The gradual variations in the Grid Paintings, which with every growth ring become more dense or open, more colourful or colourless, more structured or freer, are strongly reminiscent of Bob Dylan’s approach in his later work, when during his so-called Never Ending Tour, which started in summer 1988, he tried to sidestep the expectations of his fans and critics by making music on music. Not only did he perform unrecognisably abstract renditions of popular tunes and cross-generational songs, but digging into a self-made treasure chest of modular elements, he seized this equally productive and taxing Never Ending Odyssey as an opportunity to erratically or thoughtfully rearrange the ingredients of the show. Same but different: each night anew, never giving up, constantly challenging himself and his audiences.

In an essay on Förg’s work from 1996 Max Wechsler pointedly noted: ‘Everything seems more or less clearly to derive from something, everything seems to claim that artistic work should fundamentally also be understood as a continuous, commenting reaction on existing pictorial works – including, naturally, one’s own.’* While Dylan in his late years with his late music on music initially prompted incredulity and perplexity, before he inspired new insights and transformed the threat of stagnation through an essentially physical act of will into uncharted territory, the same can also be said of the late Förg. He too was not so much confined as inspired by his grids. He produced continuously without ever repeating himself. Instead of lamenting the end of history or modernity, instead of racking his brains, he managed thanks to the ceaseless variations of his Grid Paintings to retain an innocence that is hard to come by in the art world. As though he had been strolling past modernity, day by day, year after year, rather than letting himself be distracted by the discourses that demanded progress from modernity.

While in hindsight Förg’s early alphabet may seem limited – which doesn’t lessen its effect in the least – the late vocabulary he was able to summon in his Grid Paintings is tremendously diverse and resonating with mysterious dialects, which he used confidently however.

Besides the large acrylic paintings the exhibition in London also features six small-format untitled watercolours. It is taken for granted that artists generally work their way from the small sketch – be it a watercolour – towards the large painting. With Förg, however, it was the exact opposite. The small formats were afterthoughts, ramifications of the big statements. As with a reprise, what has just been completed is here reproduced, possibly also verified, in a smaller format.
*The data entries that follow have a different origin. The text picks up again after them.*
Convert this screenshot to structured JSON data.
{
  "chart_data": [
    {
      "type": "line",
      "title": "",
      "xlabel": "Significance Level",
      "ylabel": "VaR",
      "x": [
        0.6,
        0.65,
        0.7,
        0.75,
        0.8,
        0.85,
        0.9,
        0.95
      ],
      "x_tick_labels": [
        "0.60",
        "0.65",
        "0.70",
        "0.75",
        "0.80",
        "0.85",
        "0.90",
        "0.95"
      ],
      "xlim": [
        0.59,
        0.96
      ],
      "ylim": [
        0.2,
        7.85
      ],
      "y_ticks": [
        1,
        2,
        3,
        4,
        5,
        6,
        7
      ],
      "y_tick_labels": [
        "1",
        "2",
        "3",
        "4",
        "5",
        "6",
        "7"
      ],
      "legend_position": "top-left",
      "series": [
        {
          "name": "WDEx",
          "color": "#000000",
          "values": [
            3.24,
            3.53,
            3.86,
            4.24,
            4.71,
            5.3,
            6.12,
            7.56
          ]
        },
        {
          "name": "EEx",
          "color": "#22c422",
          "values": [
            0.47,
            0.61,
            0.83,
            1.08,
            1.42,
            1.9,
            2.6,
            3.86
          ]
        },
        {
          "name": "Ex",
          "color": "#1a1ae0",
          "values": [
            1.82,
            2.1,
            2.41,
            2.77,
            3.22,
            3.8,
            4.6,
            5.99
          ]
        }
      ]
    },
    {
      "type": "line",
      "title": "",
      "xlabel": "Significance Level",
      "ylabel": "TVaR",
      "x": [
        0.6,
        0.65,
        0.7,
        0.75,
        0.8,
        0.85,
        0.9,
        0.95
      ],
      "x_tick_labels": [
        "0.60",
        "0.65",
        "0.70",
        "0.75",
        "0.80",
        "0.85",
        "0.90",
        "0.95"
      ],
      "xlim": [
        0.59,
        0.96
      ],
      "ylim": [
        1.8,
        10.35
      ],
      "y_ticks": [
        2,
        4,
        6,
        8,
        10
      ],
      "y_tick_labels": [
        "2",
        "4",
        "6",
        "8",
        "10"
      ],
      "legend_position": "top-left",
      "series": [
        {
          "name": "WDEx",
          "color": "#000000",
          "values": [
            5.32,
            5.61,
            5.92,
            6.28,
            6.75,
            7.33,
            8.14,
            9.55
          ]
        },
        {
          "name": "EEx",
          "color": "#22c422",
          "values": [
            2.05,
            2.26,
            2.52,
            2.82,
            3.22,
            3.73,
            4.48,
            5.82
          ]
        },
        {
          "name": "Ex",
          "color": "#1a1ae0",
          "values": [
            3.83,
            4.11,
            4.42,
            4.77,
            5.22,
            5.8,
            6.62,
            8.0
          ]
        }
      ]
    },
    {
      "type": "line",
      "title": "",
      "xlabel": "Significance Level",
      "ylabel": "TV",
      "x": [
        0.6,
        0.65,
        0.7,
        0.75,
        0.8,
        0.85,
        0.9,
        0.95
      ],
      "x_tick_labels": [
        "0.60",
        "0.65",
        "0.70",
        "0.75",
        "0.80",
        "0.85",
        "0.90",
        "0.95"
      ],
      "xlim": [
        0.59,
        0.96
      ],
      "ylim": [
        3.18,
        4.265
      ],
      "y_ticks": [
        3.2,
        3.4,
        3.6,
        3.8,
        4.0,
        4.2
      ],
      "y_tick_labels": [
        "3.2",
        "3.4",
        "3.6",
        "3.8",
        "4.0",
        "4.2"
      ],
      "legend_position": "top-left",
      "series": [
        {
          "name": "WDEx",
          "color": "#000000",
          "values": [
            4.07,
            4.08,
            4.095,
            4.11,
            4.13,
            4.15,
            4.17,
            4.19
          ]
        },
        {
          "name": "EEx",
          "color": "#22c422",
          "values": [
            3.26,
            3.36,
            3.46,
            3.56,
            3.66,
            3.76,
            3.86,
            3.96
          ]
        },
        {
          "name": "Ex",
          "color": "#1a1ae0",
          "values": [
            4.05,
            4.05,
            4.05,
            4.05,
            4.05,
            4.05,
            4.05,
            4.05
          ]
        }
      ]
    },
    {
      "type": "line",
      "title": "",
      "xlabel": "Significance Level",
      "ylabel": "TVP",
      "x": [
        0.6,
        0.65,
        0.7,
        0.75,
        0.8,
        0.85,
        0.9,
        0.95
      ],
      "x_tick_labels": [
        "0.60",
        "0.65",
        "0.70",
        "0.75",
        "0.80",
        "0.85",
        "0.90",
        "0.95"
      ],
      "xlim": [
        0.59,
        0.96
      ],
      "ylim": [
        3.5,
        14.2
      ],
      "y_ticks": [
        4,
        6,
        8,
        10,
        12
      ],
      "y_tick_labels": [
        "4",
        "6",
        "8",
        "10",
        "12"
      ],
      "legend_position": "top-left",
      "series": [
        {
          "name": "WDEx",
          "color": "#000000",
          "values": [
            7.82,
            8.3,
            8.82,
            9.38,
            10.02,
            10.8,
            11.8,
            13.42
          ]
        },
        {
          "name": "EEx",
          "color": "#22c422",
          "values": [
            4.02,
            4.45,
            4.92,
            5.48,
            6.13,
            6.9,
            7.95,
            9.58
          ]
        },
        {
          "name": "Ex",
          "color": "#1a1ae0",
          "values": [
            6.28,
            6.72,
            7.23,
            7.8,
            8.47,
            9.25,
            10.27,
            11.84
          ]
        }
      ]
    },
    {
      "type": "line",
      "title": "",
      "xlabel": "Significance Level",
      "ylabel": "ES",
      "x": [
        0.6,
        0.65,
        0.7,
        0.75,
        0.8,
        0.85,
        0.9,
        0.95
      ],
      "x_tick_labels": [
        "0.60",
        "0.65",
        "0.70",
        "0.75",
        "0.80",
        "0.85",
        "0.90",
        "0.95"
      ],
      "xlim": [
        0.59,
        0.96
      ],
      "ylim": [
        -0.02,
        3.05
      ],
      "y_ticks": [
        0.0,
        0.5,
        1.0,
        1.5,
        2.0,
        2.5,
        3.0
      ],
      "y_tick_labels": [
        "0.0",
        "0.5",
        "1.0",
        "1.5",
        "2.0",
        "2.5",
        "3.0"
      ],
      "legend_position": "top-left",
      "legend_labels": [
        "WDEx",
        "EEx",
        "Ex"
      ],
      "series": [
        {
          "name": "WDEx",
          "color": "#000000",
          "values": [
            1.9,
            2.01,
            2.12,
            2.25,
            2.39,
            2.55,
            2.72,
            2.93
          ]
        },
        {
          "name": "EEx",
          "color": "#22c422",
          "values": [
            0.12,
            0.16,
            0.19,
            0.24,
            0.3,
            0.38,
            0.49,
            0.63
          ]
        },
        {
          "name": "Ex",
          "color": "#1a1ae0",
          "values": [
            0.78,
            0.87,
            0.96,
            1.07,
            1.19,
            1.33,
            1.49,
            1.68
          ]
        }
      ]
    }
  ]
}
In this sense, Förg, with his mini-series that invokes Klee, confirms that he was also one of the great transformation artists of his time. A year and a half after his death from a severe illness – on 5 December 2013, the day of his 61st birthday – large retrospectives of his work are scheduled at Deichtorhallen in Hamburg, Stedelijk Museum Amsterdam and in the USA. Even if one of those exhibitions were to focus exclusively on the Grid or Stroke Paintings of the 1990s and 2000s, the effect would likely be similar to that of a museum retrospective which, predictably, would survey all creative phases of his oeuvre. Indeed, such is the variety of expressions in his Grid Paintings that his ability to reinvent himself is evidenced by the macroscopic as well as microscopic perspective. Because everything, the entire expressive potential of painting, is contained in these grids: The rigour of geometry and the expressivity of gesture; the cohesion of the composition as opposed to the coherence of the content; hermetic closure and seemingly open grids form a universal vocabulary that leaves spectators speechless. This assessment can easily be extended to his characteristic palette and brushstrokes – in Förg’s work, repetition and the disruption of repetition are siblings.

It almost seems as if Förg had monitored with genuine empathy all the attempts to represent the world as an abstraction made by painters in the early twentieth century. But nothing in his work suggests that he appropriated their findings to gain undue advantage.